The only way to solve this securely is to make a tier between the client and your MySQL database, and make sure that you control this so that it is only possible to make 'legal' changes.
Just write the code accordingly so that the user doesn't have any chance to modify the database? I.e. the code doesn't execute any INSERT or UPDATE and/or controls the access based on a login/role.
I honestly really don't forsee any problems here, or the code must be prone to SQL injection attacks.
Update: The above answer is actually irrelevant since the question is clarified. Turning into Community Wiki.
First off, I realize that there is no such thing as a perfectly secure solution (and even if there were, its usability would be crap).
That said, how do you protect your MySQL database from being compromised by someone downloading your code and picking through it? Based on my experience with PHP, it seems obligatory to store it within the code at some point or another, which sends up flags for me. I can see where refactoring to obfuscate variable, constant, and (user-defined) function names could be beneficial, but in the end it'd still be possible to trace through it and find the file with the DB login information.
Ideas?
Usually the MySQL auth information is stored in an external configuration file.
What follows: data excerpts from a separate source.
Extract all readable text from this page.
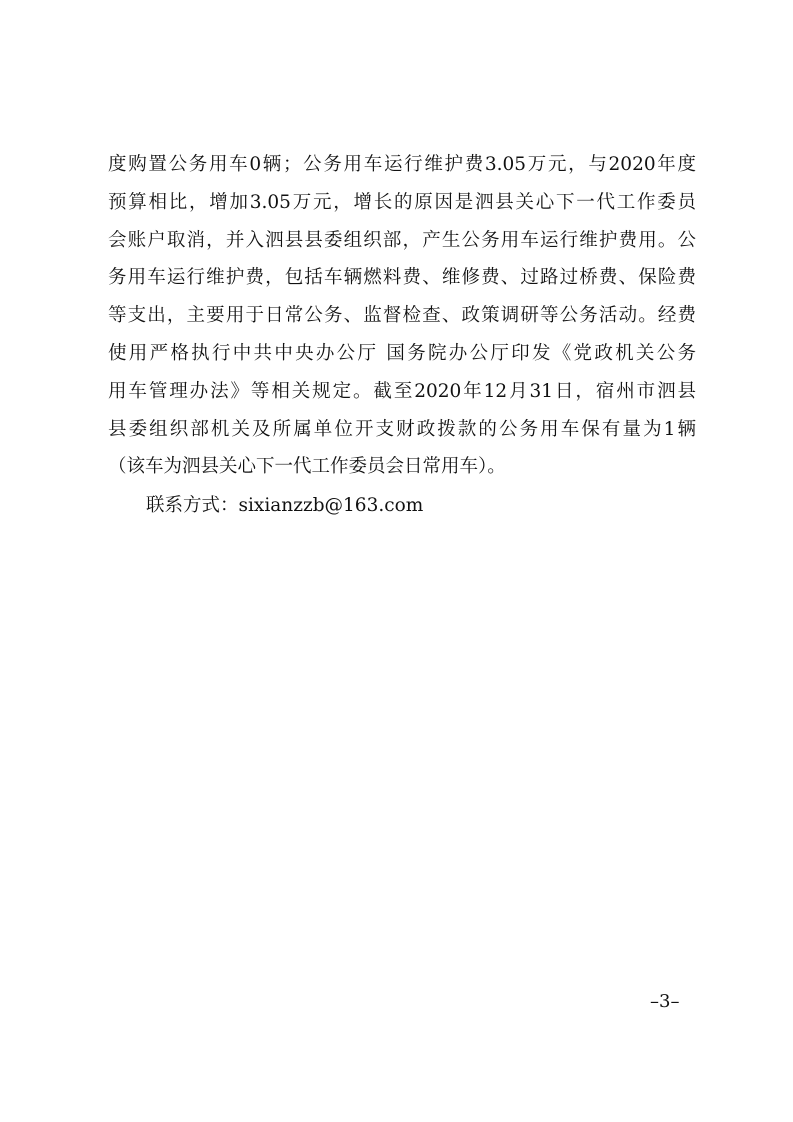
度购置公务用车0辆；公务用车运行维护费3.05万元，与2020年度
预算相比，增加3.05万元，增长的原因是泗县关心下一代工作委员
会账户取消，并入泗县县委组织部，产生公务用车运行维护费用。公
务用车运行维护费，包括车辆燃料费、维修费、过路过桥费、保险费
等支出，主要用于日常公务、监督检查、政策调研等公务活动。经费
使用严格执行中共中央办公厅 国务院办公厅印发《党政机关公务
用车管理办法》等相关规定。截至2020年12月31日，宿州市泗县
县委组织部机关及所属单位开支财政拨款的公务用车保有量为1辆
（该车为泗县关心下一代工作委员会日常用车）。
联系方式：sixianzzb@163.com
–3–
The MySQL user used by the web-based app is given limited permissions such as SELECT, INSERT, UPDATE, DELETE and not given permissions such as ALTER, DROP, DELETE. If you want to release the code to the public you would not include your private config file, but a generic/instructional/minimal config file instead.
Storing the MySQL auth info in an encrypted format is somewhat silly, as you'd need to store the private key / unencryption locally as well. If it is trivial for an unauthenticated user to view the code or configuration files on your server the problem isn't the code - it's your server setup & config.
Security can be assisted by storing any hard-coded information (in config files or scripts) outside of the web-root, and by suppressing (on the production code) error messages. That way, hopefully, your users won't see that userValidate() expects exactly three paramaters.
pygorex1 is correct, you should use external configuration files where "external" means a file outside the web root. So even if there would be a configuration error in your web server which would allow the user to see your source code, they would not be able to see the database credentials since they cannot be accessed directly via the browser.
pygorex1 is also right on the user permissions. Limiting the mysql user's access to a minimum is always preferred. Even if a hacker would get the your mysql password and username, he would not be able to do significant damage if the user permissions are only limited to eg SELECT-queries. One thing he forgot to mention was that the mysql user should only be allowed to log in from localhost (or from whatever host the web application is on), never use wildcards in the allowed hosts.